Last Updated: January 11, 2023
Pets are family. Some are even more, providing everyday service and emotional support to those of us that need them. Naturally, we want the best for our four-legged companions. And one thing to do as pawrents is research how does pet insurance work.
So, right off the bat…
What Is Pet Insurance?
According to pet health insurance providers, the most an owner can afford to pay out of pocket at any given moment is $1,500. Meanwhile, a single illness or accident treatment can cost anywhere from $2,000 to $5,000.
Pet insurance is meant to significantly decrease or annul the cost of vet bills.
How Does Pet Insurance Work?
Like with other types of insurance, you will have to pay a monthly premium in return for coverage. Most pet insurance companies have flexible packages that you can tailor to your budget and needs. Depending on the plan you choose, the policy will outline the terms and conditions under which it will cover illnesses and injuries, your deductible, and your annual payout limit.
Also, similarly to other insurances, your monthly premium is the price you pay each month for the policy. A deductible is a portion of the payment you need to pay to receive a payout. And the annual limit is the maximum amount the insurer will pay out per year.

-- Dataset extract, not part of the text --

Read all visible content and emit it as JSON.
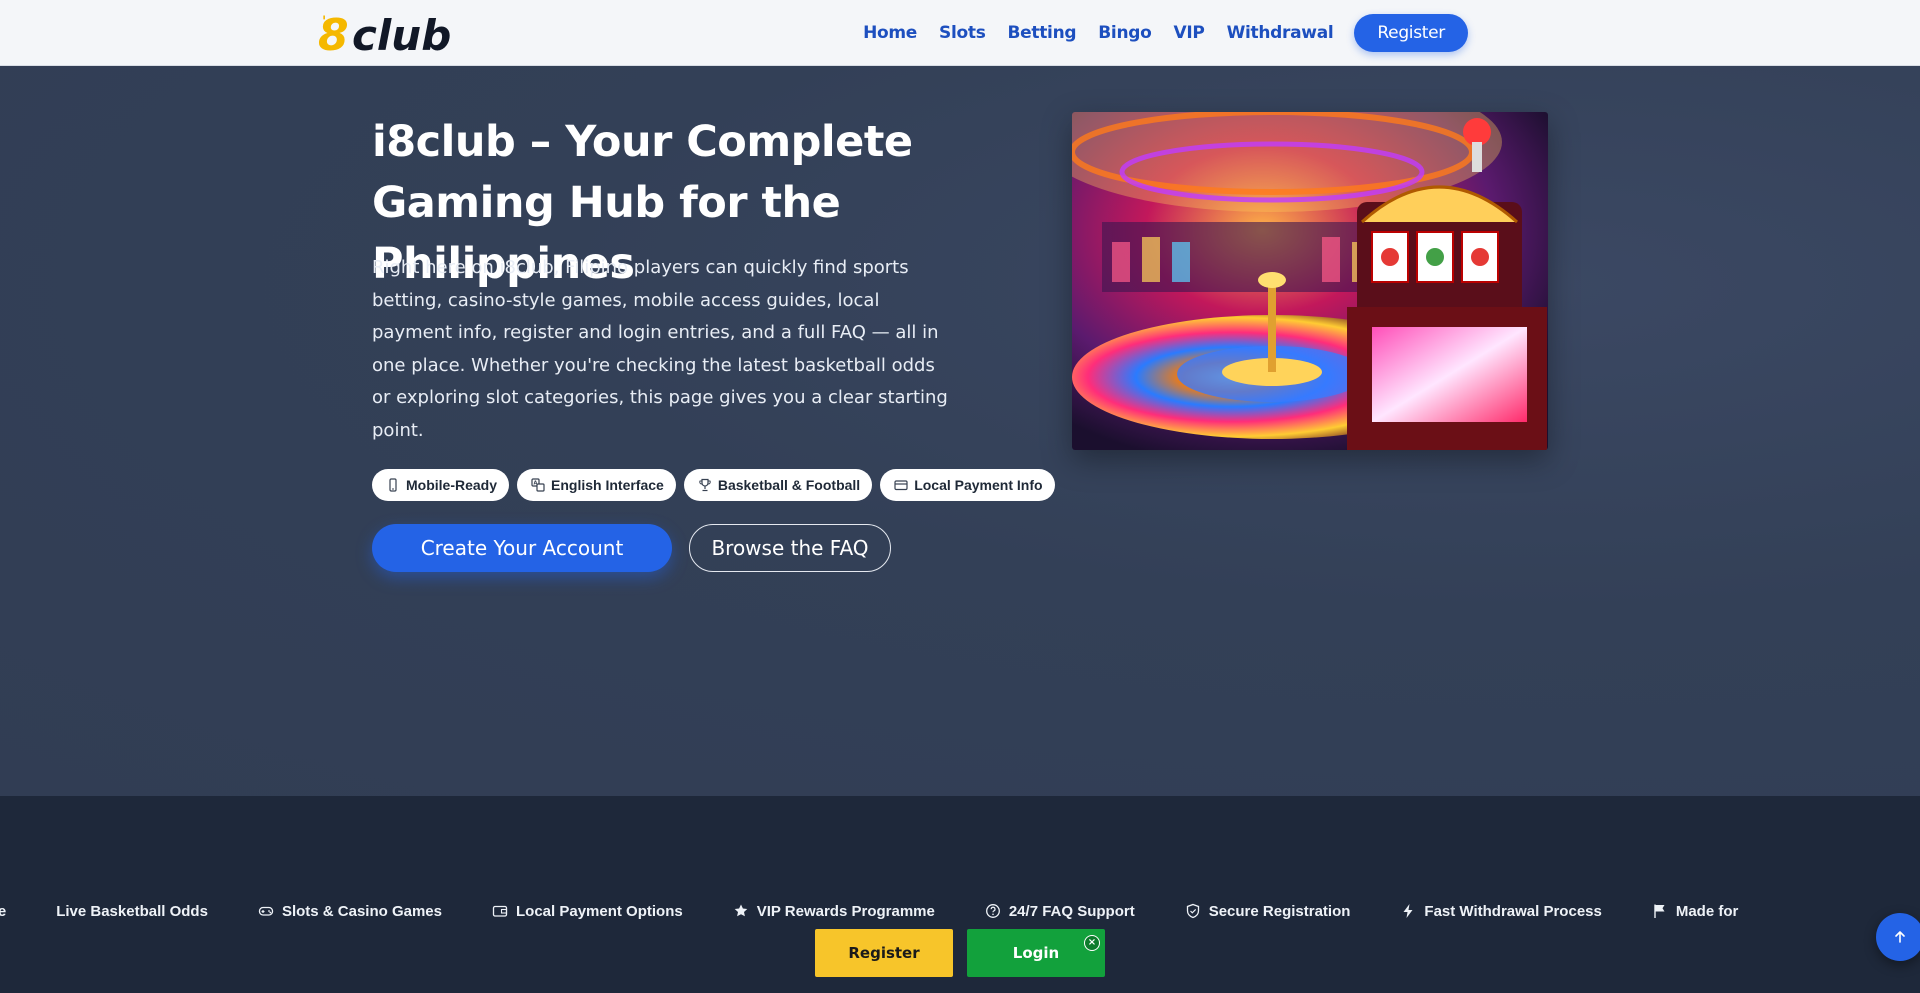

There are two ways a pet health insurance company may choose to work with its clients by reimbursing a paid vet bill or by paying the vet directly.
This is the more common way that pet insurance works. With this type of insurance, you pay the vet bill up front and then file a claim with your company for reimbursement. In this case, you will most likely need to save the receipt from your vet and provide a medical report and history along with other documents that may be required.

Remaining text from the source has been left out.